Our study has a few caveats. A major requirement for our study was the need for fully annotated chromosomal-level genomes. Most of the teleost fish genomes that fit these criteria were of tropical and subtropical fish species, with comparatively fewer species representing temperate, boreal, and polar fish. Although most species of fish are tropical and subtropical, studying the extent of convergence in other groups would be particularly interesting considering that temperate and boreal fishes have smaller effective population sizes than tropical fish (Daane and Detrich 2022; Bista et al. 2023). Increasing the number of temperate fish would provide insight into how their specific demographic features can influence the degree of convergence. For instance, the convergent patterns we observe may require large effective population sizes where selection as opposed to drift in the primary evolutionary force. As a result, we may observe less convergence in nontropical fishes because of their relatively lower population size and stronger influence of genetic drift, particularly in freshwater fish (Yi and Streelman 2005). Another caveat is the absence of gene expression and genetic perturbation data for the species that exhibit the convergent substitutions, which forced us to use zebrafish as a proxy. It is possible that the convergent genes in these species display a more tissue-specific expression, functioning preferentially in their target tissues as compared to the other tissues, suggesting a coordinated evolution of gene regulation and coding sequences.
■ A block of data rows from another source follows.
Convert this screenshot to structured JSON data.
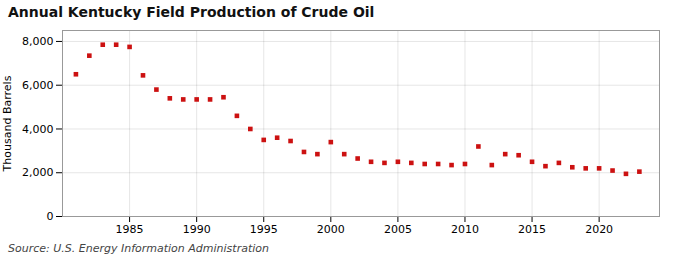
{
  "chart_data": {
    "type": "scatter",
    "title": "Annual Kentucky Field Production of Crude Oil",
    "ylabel": "Thousand Barrels",
    "source": "Source: U.S. Energy Information Administration",
    "x": [
      1981,
      1982,
      1983,
      1984,
      1985,
      1986,
      1987,
      1988,
      1989,
      1990,
      1991,
      1992,
      1993,
      1994,
      1995,
      1996,
      1997,
      1998,
      1999,
      2000,
      2001,
      2002,
      2003,
      2004,
      2005,
      2006,
      2007,
      2008,
      2009,
      2010,
      2011,
      2012,
      2013,
      2014,
      2015,
      2016,
      2017,
      2018,
      2019,
      2020,
      2021,
      2022,
      2023
    ],
    "values": [
      6500,
      7350,
      7850,
      7850,
      7750,
      6450,
      5800,
      5400,
      5350,
      5350,
      5350,
      5450,
      4600,
      4000,
      3500,
      3600,
      3450,
      2950,
      2850,
      3400,
      2850,
      2650,
      2500,
      2450,
      2500,
      2450,
      2400,
      2400,
      2350,
      2400,
      3200,
      2350,
      2850,
      2800,
      2500,
      2300,
      2450,
      2250,
      2200,
      2200,
      2100,
      1950,
      2050
    ],
    "color": "#cc1111",
    "marker": "square",
    "xlim": [
      1980,
      2024.5
    ],
    "xticks": [
      1985,
      1990,
      1995,
      2000,
      2005,
      2010,
      2015,
      2020
    ],
    "ylim": [
      0,
      8500
    ],
    "yticks": [
      0,
      {
        "value": 2000,
        "label": "2,000"
      },
      {
        "value": 4000,
        "label": "4,000"
      },
      {
        "value": 6000,
        "label": "6,000"
      },
      {
        "value": 8000,
        "label": "8,000"
      }
    ],
    "grid": true
  }
}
It would be particularly interesting to explore the possibility of coevolution of mutational effects at the cis-regulatory and coding sequence level (Stern and Orgogozo 2008). This possibility presents an alternative explanation for our findings, which we aim to explore in future studies.
Materials and methods
Data collection and estimating orthologs
In our study, we obtained chromosomal-level annotated teleost fish genomes from the NCBI genomes (Sayers et al. 2022) and Ensembl genome databases (Martin et al. 2023) (Table S1). Using an initial list of species, we obtained taxonomic information from FishBase (Sa-a et al. 2000. www.fishbase.org, Houde and Zastrow 1993; Sa-a et al. 2000) and a time-calibrated, rooted species tree from timetree.org (Kumar et al. 2022) (Figure S13). We only included species that were present in the species tree and downloaded their protein and coding sequences. Using the protein sequences from a final set of 143 species, we constructed orthologs using OrthoFinder (Emms and Kelly 2019), resulting in 40,940 orthogroups containing 98.2% of all the genes (Table S5). The final dataset consisted of 9,224 orthogroups with around 2 million orthologous genes (Dataset S1 in online repository).
Processing of the orthologs
Prior to running the CSUBST algorithm, we executed a series of preprocessing steps, closely following the guidelines outlined in the CSUBST wiki (https://github.com/kfuku52/csubst/wiki/Preparing-CSUBST-inputs). First, we used the CDSKIT v0.91 tool (https://github.com/kfuku52/cdskit) to isolate the longest isoform for each gene and make the sequences in-frame. Next, using TRANSeq v6.6.0 (Madeira et al. 2022), we translated the coding sequences into protein sequences, followed by alignment using MAFFT v7.481 with the “auto” option (Katoh and Standley 2013). We then performed a translation alignment using TRANALIGN v6.6.0 (Madeira et al. 2022) and trimmed poorly aligned sequences using TRIMAL v1.4.1 (Capella-Gutiérrez et al. 2009) with the “ignorestopcodon” and “automated1” options. Finally, we masked and removed ambiguous sites in the alignment using the “mask” and “hammer” functions of CDSKIT v0.91.
We used IQ-TREE v2.0.3 (Minh et al. 2020) with the MPF model, and 1,000 ultra-fast optimized bootstrapping replicates (“bnni” option), to construct gene trees. We rooted and reconciled the gene trees with the species trees using a combination of GeneRax v1.1.0 (Morel et al. 2020) and NWKIT v0.10.0 (https://github.com/kfuku52/nwkit).
Detailed scripts and commands utilized throughout these steps can be found within the “Scripts” folder in the online repository. We also provide a conda environment YAML file that users can use to recreate the environment for the current preprocessing step as well as the following analysis step. We ran the convergence analysis using a rooted time-calibrated species tree obtained from timetree.org (Kumar et al. 2022).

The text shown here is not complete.